I’ve been teaching introductory electromagnetism this term, and the one thing students often struggle with is the abstraction of it all. We start by looking at forces between charged objects, which is clear enough. But then we talk about how each charge creates an electric field around itself, and other charges interact with that field to experience a force. A nice enough description, but then we shift our focus to the field itself. An electric field can cause charges to flow through a wire, which produces a magnetic field, but a changing electric field can produce a magnetic field without any charges at all. Of course such mutually oscillating electromagnetic fields are what we call light.
What started as a mathematical construct for determining the force on a charge becomes a thing in and of itself. Electromagnetic fields are an abstract physical quantity. When we talk about waves of electromagnetism, we often use the analogy of water waves. But water waves travel through the medium of water, while light waves travel through no medium at all. They have energy, but no mass. They have momentum, but no unique force. Most are invisible to human eyes. But despite this abstraction, electric and magnetic fields are taken to exist within the framework of space and time. No matter how abstract electromagnetism seems, it is a thing that exists within spacetime.
Which is why relativity can be even more difficult for students to wrap their heads around. We often start with special relativity, where the constancy of light can be used to describe the strange effects of time dilation, length contraction and the like. Even though it’s stressed that this relative behavior of space and time is an inherent property, that even the concept of “now” is relative, many students still imagine a background framework against which all this relative stuff occurs.
But in general relativity the last vestige of that background is wiped away. Just as electromagnetic waves travel not through a medium, but on their own, the warps and wefts of spacetime occur not relative to some fixed background, but as an inherent behavior of space and time. This is why masses can curve space without bending it into some higher dimension, and why the universe can expand without expanding into anything. While it helps to imagine spacetime as a bendy-stretchy fabric, just as it helps to imagine light as waves of water, it’s only an analogy to help visualize the complexity of space and time.

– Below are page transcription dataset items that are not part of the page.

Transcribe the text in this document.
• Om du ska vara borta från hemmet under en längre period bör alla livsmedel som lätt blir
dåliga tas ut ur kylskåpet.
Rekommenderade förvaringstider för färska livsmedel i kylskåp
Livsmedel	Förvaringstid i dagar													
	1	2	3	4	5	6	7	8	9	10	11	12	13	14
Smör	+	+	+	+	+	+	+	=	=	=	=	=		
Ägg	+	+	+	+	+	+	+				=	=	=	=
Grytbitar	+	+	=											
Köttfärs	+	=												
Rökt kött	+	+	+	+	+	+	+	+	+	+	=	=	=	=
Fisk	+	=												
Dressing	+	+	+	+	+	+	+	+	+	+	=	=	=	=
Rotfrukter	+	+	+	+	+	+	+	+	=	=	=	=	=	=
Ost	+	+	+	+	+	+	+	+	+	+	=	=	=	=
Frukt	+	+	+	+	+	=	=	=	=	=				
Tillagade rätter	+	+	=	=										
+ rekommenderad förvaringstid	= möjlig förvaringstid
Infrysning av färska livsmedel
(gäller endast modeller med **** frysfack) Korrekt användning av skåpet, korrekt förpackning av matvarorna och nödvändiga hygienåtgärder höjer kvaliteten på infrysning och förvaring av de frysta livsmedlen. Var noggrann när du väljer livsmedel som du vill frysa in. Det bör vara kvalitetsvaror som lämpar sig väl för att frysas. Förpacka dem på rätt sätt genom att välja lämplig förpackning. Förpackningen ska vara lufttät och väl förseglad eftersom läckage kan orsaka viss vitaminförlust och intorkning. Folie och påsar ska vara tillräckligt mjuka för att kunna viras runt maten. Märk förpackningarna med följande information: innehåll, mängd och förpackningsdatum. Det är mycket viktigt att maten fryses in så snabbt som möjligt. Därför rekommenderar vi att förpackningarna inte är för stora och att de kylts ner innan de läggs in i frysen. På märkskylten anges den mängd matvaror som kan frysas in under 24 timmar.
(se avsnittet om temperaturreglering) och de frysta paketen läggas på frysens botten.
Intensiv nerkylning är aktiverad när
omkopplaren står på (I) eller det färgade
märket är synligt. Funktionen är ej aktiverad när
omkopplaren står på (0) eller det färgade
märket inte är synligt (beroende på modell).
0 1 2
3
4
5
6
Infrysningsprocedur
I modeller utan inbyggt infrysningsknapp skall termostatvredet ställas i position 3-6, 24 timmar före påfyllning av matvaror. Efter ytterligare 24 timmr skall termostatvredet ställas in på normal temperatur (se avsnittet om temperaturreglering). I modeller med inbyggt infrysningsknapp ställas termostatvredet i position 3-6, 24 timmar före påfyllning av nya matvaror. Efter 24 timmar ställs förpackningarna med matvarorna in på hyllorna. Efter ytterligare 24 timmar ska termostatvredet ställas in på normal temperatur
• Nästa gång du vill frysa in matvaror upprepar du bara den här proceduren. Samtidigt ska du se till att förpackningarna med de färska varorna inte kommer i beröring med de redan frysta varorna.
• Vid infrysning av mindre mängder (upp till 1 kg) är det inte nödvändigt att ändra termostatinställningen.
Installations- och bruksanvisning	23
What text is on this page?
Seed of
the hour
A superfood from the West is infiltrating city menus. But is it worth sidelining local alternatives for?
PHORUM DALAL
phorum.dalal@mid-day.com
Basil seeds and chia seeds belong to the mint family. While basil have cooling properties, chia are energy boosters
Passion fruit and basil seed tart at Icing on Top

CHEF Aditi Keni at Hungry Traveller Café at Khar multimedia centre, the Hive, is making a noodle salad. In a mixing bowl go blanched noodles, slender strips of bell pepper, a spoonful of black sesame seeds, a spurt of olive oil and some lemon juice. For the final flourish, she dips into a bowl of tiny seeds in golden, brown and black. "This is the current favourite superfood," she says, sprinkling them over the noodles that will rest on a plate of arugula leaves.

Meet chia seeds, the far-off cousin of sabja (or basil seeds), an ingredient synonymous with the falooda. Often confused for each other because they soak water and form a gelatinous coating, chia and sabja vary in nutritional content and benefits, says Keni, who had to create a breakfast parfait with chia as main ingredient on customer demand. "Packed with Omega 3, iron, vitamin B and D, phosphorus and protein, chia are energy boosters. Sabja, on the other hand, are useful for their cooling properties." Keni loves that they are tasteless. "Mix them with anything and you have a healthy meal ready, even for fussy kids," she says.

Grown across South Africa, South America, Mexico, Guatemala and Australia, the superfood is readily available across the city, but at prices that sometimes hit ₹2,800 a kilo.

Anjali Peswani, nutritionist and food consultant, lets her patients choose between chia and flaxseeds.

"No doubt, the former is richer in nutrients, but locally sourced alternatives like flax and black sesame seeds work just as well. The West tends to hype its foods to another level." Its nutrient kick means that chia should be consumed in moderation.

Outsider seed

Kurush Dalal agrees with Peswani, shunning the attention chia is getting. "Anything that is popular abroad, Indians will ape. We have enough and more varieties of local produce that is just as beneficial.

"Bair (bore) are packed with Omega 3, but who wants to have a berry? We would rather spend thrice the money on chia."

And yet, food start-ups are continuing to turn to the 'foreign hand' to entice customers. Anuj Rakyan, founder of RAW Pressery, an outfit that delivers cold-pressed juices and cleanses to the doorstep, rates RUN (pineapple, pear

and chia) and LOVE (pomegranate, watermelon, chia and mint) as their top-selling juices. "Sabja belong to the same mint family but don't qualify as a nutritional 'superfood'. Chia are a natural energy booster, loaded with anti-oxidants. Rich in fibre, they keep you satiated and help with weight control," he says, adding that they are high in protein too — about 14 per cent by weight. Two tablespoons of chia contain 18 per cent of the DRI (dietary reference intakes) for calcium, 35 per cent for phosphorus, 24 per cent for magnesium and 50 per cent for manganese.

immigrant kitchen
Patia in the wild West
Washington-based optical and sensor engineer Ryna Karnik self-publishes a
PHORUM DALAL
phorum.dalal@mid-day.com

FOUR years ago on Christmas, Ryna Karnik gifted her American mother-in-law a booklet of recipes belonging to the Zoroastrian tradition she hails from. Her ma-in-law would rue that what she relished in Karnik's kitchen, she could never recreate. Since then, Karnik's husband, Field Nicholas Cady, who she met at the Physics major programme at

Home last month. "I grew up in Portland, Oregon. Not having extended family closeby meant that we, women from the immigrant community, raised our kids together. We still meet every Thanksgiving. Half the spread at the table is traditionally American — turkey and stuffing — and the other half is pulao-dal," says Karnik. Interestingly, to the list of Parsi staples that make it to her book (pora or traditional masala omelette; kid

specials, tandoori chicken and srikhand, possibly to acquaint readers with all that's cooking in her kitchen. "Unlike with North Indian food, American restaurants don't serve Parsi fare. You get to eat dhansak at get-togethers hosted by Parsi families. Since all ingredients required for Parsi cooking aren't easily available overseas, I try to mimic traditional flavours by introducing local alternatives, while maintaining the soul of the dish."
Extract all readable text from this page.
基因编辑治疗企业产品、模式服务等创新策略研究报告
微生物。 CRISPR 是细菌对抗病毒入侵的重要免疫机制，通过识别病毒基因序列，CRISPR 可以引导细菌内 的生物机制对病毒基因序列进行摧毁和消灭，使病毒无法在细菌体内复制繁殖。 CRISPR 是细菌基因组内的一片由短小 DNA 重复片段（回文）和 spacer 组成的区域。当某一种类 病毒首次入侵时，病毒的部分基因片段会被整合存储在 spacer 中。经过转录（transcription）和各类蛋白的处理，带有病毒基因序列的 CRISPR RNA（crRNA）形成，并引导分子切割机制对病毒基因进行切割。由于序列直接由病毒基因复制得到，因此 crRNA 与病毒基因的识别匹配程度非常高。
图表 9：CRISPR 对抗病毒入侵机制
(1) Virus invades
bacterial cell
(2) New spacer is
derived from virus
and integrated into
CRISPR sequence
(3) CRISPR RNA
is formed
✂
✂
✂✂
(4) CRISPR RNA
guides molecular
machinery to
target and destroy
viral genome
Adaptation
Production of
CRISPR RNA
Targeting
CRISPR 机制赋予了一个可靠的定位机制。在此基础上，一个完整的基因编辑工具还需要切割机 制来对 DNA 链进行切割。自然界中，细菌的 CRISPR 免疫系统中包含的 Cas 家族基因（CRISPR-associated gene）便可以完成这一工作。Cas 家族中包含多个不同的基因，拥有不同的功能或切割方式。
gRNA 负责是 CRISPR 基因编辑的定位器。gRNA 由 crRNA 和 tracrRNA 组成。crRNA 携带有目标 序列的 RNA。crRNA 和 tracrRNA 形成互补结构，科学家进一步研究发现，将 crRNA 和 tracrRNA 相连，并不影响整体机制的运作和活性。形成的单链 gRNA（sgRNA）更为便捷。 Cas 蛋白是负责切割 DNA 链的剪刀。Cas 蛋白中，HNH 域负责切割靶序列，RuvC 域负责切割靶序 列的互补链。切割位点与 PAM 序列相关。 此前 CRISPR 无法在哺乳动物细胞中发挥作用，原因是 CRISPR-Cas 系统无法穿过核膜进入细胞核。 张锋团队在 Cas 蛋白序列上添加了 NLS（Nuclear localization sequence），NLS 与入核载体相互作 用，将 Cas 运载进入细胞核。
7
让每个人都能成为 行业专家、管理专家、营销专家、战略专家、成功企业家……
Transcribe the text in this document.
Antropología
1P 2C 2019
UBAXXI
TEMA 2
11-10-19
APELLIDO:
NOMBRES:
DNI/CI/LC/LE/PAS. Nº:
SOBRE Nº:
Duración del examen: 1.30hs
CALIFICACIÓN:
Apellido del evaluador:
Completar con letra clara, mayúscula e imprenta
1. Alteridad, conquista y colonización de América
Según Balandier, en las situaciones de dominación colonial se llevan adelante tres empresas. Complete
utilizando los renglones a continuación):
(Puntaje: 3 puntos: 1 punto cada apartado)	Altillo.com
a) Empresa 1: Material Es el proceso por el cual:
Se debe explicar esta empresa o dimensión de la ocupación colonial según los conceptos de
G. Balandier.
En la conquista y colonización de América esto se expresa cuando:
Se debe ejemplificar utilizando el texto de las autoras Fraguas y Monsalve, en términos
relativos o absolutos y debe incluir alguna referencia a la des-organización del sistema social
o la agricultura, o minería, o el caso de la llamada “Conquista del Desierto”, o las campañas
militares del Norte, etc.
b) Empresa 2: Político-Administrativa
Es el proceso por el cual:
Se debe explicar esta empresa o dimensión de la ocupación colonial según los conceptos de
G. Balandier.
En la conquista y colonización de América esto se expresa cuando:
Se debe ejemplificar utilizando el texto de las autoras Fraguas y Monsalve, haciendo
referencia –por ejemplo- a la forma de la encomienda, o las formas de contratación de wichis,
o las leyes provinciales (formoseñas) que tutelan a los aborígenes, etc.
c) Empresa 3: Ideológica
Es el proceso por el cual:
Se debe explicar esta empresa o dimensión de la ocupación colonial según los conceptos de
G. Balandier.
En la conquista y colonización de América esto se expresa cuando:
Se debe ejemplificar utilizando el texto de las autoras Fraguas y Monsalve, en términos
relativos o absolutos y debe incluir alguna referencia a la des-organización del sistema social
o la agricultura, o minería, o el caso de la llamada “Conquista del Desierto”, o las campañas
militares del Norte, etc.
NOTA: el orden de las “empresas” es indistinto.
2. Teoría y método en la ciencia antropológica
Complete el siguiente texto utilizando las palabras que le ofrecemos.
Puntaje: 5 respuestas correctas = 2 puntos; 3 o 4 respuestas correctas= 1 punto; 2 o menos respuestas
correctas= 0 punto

This sometimes raises the question as to whether space and time are physical quantities. It’s an idea that’s been argued about for years. On the one hand, spacetime has no mass, energy, or momentum, and can only be quantified by observing the behavior of other physical objects. On the other hand, it is warped by masses, and through gravitational waves can carry energy from one region of the universe to another. Regardless of one’s position on the metaphysics, it is clear that we can describe the structure of spacetime and its effects on light and matter quite well mathematically.
Of course this ambiguity is part of the reason quantum gravity can be so problematic, but that’s a story for another time.